Naill Ferguson's The Ascent of Money is probably best summed as one part history, one part crash course in finance and economics, and one part treatise on the fallibility and hubris of mankind. Another way to describe it might be as a cross of The Big Short with To Engineer Is Human, stretched out over a window of two thousand years.


The book gives a crash course on the history of finance, looking in turn at the advent - and roles of - currency, credit, banking, the bond market, the stock market, insurance, housing, and of course the intersection between all of these in things like derivatives, mortgage backed securities and the like. Each is examined from birth through to current day, as well as looked at in a global context.

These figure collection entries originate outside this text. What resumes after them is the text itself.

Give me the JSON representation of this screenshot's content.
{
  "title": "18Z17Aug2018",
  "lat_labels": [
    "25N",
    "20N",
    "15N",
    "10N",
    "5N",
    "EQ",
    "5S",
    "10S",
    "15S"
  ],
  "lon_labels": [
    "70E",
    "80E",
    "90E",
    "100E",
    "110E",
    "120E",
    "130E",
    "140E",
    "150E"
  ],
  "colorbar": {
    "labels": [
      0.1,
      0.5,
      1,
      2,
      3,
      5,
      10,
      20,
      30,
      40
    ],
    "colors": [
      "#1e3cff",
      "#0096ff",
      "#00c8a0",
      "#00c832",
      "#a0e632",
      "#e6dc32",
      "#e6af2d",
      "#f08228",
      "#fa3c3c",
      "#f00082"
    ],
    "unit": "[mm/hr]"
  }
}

Through it all, Ferguson gives a history of bubbles, from the "first bubble" in which an enterprising Scot bankrupted all of France in the early 1700's, through to the mortgage-backed mess the USA finds itself in today. Here is where I found a similarity with To Engineer is Human, in that it is a story of how we inevitably fail to learn from History. Perhaps it's more accurate to say that when we do, time and greed inevitably erode the safeguards we put in place.

This is what the book's closing chapter discusses, is whether such cycles are inevitable, and whether we do as much damage as we protect against, when we mess with the cycle of creative destruction.

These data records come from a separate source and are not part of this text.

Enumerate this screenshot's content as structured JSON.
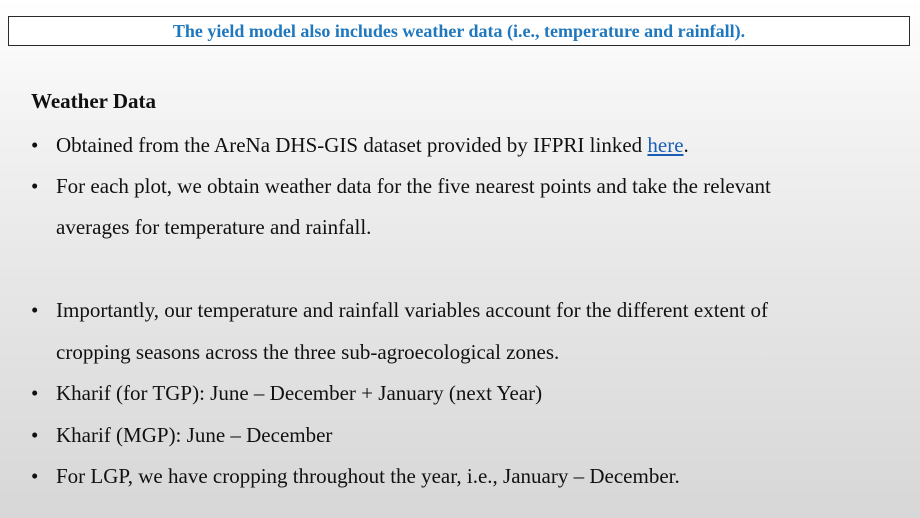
{
  "banner": {
    "text": "The yield model also includes weather data (i.e., temperature and rainfall)."
  },
  "heading": "Weather Data",
  "bullets": [
    {
      "text_before_link": "Obtained from the AreNa DHS-GIS dataset provided by IFPRI linked ",
      "link_text": "here",
      "text_after_link": "."
    },
    {
      "line1": "For each plot, we obtain weather data for the five nearest points and take the relevant",
      "line2": "averages for temperature and rainfall."
    },
    {
      "line1": "Importantly, our temperature and rainfall variables account for the different  extent of",
      "line2": "cropping seasons across the three sub-agroecological zones."
    },
    {
      "line1": "Kharif (for TGP): June – December + January (next Year)"
    },
    {
      "line1": "Kharif (MGP): June – December"
    },
    {
      "line1": "For LGP, we have cropping throughout the year, i.e., January – December."
    }
  ],
  "bullet_symbol": "•",
  "colors": {
    "banner_text": "#1f77bd",
    "link": "#1a5fb4"
  }
}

While finance in general can be a bit dry, Ferguson does a good job of making this entertaining. The history of finance has no shortage of colorful characters and he introduces the reader to many of them. Even if you are not that enthused about the topic, it nevertheless will give a good overview of it that will entertain. Also, it serves to remind that the "current state of things" (i.e. the last 20 years or so, further back from which people have a tendency to subscribe to different rules) is by no means the way things must remain.

Finally, I'll add that the final chapter's coverage of reasons why people tend to predict the future of financial markets properly applies equally well to the tech industry as well. There are lessons to take away here that have less to do with dollars and more to do with our tendency to believe that "this time is different". If history shows us anything, it's that we repeat it.